Namun, bukan hal mudah untuk mewujudkan keinginanku makan di resto ini karena harganya yang mahal. Padahal, aku ingin bisa mengajak orang yang aku sayangi untuk makan di sini. Memang, saat pertama kali datang dan bekerja di Bontang, gajiku terbilang pas-pasan. Selain itu, tak ada keluarga yang bisa kuajak makan di tempat ini. Aku pun belum memiliki kekasih. Sehingga, keinginan untuk bisa makan di tempat ini pun mesti kuurungkan.

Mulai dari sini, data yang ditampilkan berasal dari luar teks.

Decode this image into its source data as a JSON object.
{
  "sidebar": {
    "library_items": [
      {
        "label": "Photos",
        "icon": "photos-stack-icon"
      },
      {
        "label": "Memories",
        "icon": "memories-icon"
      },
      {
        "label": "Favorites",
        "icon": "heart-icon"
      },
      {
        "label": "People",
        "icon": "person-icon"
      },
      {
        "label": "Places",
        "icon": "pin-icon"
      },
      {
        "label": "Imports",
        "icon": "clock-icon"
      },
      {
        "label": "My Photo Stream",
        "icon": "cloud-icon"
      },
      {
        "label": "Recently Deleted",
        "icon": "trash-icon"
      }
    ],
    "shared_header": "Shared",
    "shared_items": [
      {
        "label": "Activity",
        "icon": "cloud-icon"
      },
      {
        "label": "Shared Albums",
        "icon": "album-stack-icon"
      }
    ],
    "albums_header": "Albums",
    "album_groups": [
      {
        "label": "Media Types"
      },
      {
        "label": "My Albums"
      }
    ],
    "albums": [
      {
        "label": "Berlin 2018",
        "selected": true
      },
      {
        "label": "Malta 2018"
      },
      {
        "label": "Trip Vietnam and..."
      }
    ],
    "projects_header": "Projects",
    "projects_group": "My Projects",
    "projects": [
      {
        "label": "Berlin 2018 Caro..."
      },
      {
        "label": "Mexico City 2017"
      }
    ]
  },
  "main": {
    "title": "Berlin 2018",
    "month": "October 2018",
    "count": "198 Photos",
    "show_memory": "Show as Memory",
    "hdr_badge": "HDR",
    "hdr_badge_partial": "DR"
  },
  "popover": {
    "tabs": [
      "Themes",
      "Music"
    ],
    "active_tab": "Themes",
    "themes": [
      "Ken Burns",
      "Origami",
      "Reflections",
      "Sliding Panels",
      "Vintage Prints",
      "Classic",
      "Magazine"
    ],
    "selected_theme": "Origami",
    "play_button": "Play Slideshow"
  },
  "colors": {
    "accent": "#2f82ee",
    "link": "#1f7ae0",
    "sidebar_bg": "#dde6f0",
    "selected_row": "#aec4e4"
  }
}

Barulah pada saat aku bekerja sebagai wartawan, keinginan untuk bisa makan di tempat ini terwujud. Yaitu, saat awak redaksi Bontang Post, harian tempatku bekerja, mengadakan acara makan-makan di tempat ini. Itulah pertama kalinya aku menginjakkan kaki di Bontang Kuring, setelah bertahun-tahun lamanya tak masuk ke resto ini. Entah kenapa rasanya ada yang berubah dari suasana resto ini bila dibandingkan saat aku masih kecil dulu, atau mungkin hanya perasaanku saja.
Bontang Kuring saat ini, menawarkan meja makan utama, dengan sebuah panggung, mungkin ditujukan untuk keperluan suatu acara atau kegiatan makan-makan para pejabat. Di sisi lain, terdapat sebuah ruangan dengan beberapa tempat makan, mungkin ditujukan untuk makan-makan keluarga. Sementara beberapa saung kecil berdiri di samping kolam besar, dan ada kolam pemancangan di belakang saung itu. Entahlah apa banyak yang berubah di Bontang Kuring, tapi seingatku dulu saat masih kecil, resto ini memiliki area yang lebih luas.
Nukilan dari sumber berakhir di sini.